There are 3,000 engineers across the three technical centres. It’s organised by technical areas of competence, so there is chassis engineering, group trim, group body, electrical and so on. The other side of that matrix is vehicle line teams, which include engineering programme management and chief engineers for each of our main product lines. Within each function, whether a technical area or a product line function, there is a global director, usually based in China. And there is a vice director who is usually based in UK. Their joint objective is to work together as a team to maximise the value and synergy of the global resources that they have available. They are also jointly tasked with looking at capability building, including recruitment and training in their respective areas. They both have to think about the whole picture, UK and China. And they are both responsible for providing technical direction to their team and the success of that direction.

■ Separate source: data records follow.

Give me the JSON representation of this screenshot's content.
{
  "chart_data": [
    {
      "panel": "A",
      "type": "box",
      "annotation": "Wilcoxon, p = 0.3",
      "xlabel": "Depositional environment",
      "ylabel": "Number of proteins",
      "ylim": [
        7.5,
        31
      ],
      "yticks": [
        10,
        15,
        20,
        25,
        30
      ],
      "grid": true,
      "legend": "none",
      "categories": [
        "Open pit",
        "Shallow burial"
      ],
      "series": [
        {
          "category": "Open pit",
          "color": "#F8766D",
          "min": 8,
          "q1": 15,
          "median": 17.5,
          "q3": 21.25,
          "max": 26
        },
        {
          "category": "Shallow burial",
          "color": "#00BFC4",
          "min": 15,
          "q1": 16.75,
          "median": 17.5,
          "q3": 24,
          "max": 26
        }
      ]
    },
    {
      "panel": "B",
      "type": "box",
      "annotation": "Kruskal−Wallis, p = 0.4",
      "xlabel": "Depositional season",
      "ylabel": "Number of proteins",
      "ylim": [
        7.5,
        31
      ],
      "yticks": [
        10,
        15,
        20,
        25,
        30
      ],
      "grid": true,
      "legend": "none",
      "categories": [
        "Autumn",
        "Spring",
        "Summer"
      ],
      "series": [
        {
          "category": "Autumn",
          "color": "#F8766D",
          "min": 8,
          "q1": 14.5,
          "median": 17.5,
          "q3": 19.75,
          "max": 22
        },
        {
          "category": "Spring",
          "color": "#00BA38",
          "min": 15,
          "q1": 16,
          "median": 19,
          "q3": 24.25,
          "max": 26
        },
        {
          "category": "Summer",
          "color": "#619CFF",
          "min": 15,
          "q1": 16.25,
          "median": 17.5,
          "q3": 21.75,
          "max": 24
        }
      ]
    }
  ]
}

And your role specifically? What does that involve?

My primary role is managing director for the SMTC UK; that takes up 95% of my time. As part of that I am also a vice-president of the global engineering function’s technical committee, which acts as a kind of board for the technical centre.

I take part in regular reviews of the engineering strategy for everything we are doing. So that’s looking at things like strategies for capability build, facilities investment. I take part in a weekly meeting specifically as part of that and that can last 3-4 hours.

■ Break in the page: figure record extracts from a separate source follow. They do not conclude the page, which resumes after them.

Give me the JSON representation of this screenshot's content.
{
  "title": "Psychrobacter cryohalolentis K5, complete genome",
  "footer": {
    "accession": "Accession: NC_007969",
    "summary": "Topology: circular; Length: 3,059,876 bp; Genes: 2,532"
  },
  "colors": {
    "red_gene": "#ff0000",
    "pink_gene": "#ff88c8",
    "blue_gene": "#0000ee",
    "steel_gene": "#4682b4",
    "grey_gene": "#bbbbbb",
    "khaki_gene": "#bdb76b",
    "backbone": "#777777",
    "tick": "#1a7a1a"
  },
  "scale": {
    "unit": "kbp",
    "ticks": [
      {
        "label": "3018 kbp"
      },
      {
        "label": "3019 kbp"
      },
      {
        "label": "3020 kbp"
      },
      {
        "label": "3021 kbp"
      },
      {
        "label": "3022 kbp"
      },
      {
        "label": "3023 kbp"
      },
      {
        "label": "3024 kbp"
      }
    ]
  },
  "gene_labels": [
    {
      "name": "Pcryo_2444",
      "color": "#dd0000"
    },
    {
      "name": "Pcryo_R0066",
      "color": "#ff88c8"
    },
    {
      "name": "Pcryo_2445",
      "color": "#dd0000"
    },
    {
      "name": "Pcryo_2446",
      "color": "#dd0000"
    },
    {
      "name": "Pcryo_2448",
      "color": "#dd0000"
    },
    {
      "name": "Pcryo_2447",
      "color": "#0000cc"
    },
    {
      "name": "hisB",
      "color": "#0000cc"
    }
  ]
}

I am also involved in other global meetings that involve major projects and important parts of our work at SMTC UK.

In addition, I have responsibility for developing advanced engineering within our global business, which can mean looking at how we work on things like creating new vehicle architectures.

I have a small level of responsibility for MG UK. I get involved with UK product manufacturing quality. And in the UK I am also directly involved with managing the whole operation, the facility, how we maintain and develop our capabilities in every sense.

How many ex-Rover people do you have?

Initially, it was high because of how we came into being. It is changing though. We are gradually bringing in more people from other OEMs, Tier 1 suppliers and also more people from mainland Europe. The broadening is a positive thing, helping to bring a bit of a change to the culture we have. We now probably have around 50% of our staff as having worked for MG Rover or PTL.

How do you see the future for SMTC UK?

It’s pretty positive on the basis of how we are planning to expand, both into new geographical territories and with more product, which will create increased demand within SAIC for the work that we can do. The more we sell around the world, the greater is the case for a substantial element of local engineering. So what happens in the European marketplace is obviously key for us.

I think we’ll probably be involved in more advanced design work for MG, really looking at its design DNA and how trends are moving in the European marketplace.

We’ll be increasingly looking to be creative and ‘leap frog’ rather than be fast followers of technology. We’ll move more heavily into the research side. On powertrain I expect we’ll be working on advanced propulsion technologies.

A lot of our philosophy is to do things ourselves, own the technology rather than partner up. We have been through some pain on electric vehicles and hybrids, for example, and that learning on first-gen products puts us in a very good position for the future.